Rate cuts crucial to revive demand in housing: DLF Managing Director

Abha Bakaya Updated - January 20, 2018 at 06:59 PM.

RAJEEV TALWAR, CEO and Managing Director, DLF

The RBI has paused on rates given the concerns over inflation. While the market was expecting a status quo, the real-estate sector appears to be disappointed. Speaking to Bloomberg TV India , DLF CEO and Managing Director Rajeev Talwar says RBI could have cut rates given the IMD’s prediction of an above-normal monsoon and its sobering impact on inflation in coming months. Banks should transmit the RBI rate cuts to revive demand in the real estate and housing sector, he said.

What do you interpret from the RBI Governor’s commentary? From India Inc’s stand point, how do you see the picture shaping up?

They should have taken a step forward (on rate cut) because the monsoons are predicted to be good. As for the macro factors that he is talking about — including the inflationary trend — I am sure that he could have taken a call in future as food prices will see a dip. So rather than wait for the macroeconomic factors to settle down, I think the RBI Governor could have taken a call (on rate cut). But overall, the RBI stance has been accepted well by the market. Therefore, one has to bear with this. And for at least another six weeks, we have to wait and watch, by when the monsoon will kick in.

What does this mean for the larger industry? You have been talking a lot about a revival in credit demand. When do you see the full monetary transmission happening?

I think the real-estate sector was expecting lending rate cuts. The RBI itself has said that banks have passed on only one-third of the repo rate cuts since January 2015. There was a meeting between the heads of the banks and the Finance Minister on Monday and they discussed that RBI rate cuts should get translated into lower rates for home loans. But for the real-estate sector, we would expect the market to respond well. There is latent demand in the market, which is not surfacing possibly because consumers are waiting for interest rates to go down. So for us, the sooner it happens the better.

The RBI has lowered rates by 150 bps so far since January 2015, but not enough has happened from the lenders’ side. So is it right to say that this has hurt and they continue to postpone purchases?

You are right. With the indications and announcements of the rate cut, everyone was hoping the banks will pass it on to consumers. It is either the problem of NPAs or it is their margins and the arbitrage which they expect, that is holding them back.

But everyone is just waiting on the sidelines to step in as soon as there is a rate cut from banks. So whether it is the RBI, which cuts the interest rates further, or whether it is the banks that pass on the earlier cuts, one way or the other the market, in order to move forward, will have to reinforce to the buyers that they will have to pay lesser and lesser in EMIs. That is the buyers’ expectation and that is what is keeping them away from stepping into the market. With a good monsoon, we hope for lower rates in coming days. And buyers do take a chance and expect the next rate cut to be passed.

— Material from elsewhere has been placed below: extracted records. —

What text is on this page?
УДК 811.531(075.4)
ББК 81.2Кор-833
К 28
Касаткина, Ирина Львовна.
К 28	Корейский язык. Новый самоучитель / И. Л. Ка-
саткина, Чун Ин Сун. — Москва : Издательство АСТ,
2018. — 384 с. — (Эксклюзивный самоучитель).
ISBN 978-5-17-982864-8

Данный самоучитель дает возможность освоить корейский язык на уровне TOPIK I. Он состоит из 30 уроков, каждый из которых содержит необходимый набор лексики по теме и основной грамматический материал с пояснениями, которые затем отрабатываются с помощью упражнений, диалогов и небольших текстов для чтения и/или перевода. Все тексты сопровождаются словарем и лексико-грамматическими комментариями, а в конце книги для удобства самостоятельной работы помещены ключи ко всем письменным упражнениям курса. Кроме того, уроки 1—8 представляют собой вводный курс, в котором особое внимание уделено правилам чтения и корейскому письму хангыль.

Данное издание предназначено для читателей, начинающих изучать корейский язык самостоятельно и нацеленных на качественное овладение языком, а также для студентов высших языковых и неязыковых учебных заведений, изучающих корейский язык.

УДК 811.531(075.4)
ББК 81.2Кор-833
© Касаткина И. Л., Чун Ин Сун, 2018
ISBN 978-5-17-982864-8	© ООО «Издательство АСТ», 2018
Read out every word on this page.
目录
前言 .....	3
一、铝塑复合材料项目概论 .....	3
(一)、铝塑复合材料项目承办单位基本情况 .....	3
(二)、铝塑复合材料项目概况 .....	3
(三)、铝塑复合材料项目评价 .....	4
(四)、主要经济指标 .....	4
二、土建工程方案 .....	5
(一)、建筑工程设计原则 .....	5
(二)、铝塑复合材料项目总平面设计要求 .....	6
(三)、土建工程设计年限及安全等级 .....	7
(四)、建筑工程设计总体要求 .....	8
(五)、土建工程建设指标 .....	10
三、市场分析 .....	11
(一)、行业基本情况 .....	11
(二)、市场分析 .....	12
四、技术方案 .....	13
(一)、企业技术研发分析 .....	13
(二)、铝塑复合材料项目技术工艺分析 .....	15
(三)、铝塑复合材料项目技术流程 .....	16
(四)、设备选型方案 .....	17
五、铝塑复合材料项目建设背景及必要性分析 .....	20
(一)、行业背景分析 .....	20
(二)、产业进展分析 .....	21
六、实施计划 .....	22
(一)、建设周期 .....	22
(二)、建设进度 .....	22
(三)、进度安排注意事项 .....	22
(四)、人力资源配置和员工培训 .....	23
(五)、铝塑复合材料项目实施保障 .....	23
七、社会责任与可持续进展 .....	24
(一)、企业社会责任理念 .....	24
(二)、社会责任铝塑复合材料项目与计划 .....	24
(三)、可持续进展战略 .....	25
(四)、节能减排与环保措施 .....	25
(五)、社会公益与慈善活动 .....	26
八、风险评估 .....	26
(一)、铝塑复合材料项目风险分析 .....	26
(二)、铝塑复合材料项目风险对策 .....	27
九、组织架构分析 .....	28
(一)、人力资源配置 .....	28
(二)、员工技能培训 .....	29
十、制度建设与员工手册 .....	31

Banks’ lending has been a major concern for some time especially in sectors such as steel, cement and real estate. Do you see any shift in the trend?

No, I wish there would be a change. And I also wish on behalf of the industry that there is a reduction in the risk weightage because home loans of individual buyers are the best asset class that a bank can have.

And this is one industry, which gives a collateral in the form of a land parcel, or even better than that in brick and mortar. So one hopes that the real estate and financing industries will undergo a change if banking institutions step in. Compared with other industries, I am certain that they will fare better while advancing loans to the real estate, housing and construction sectors.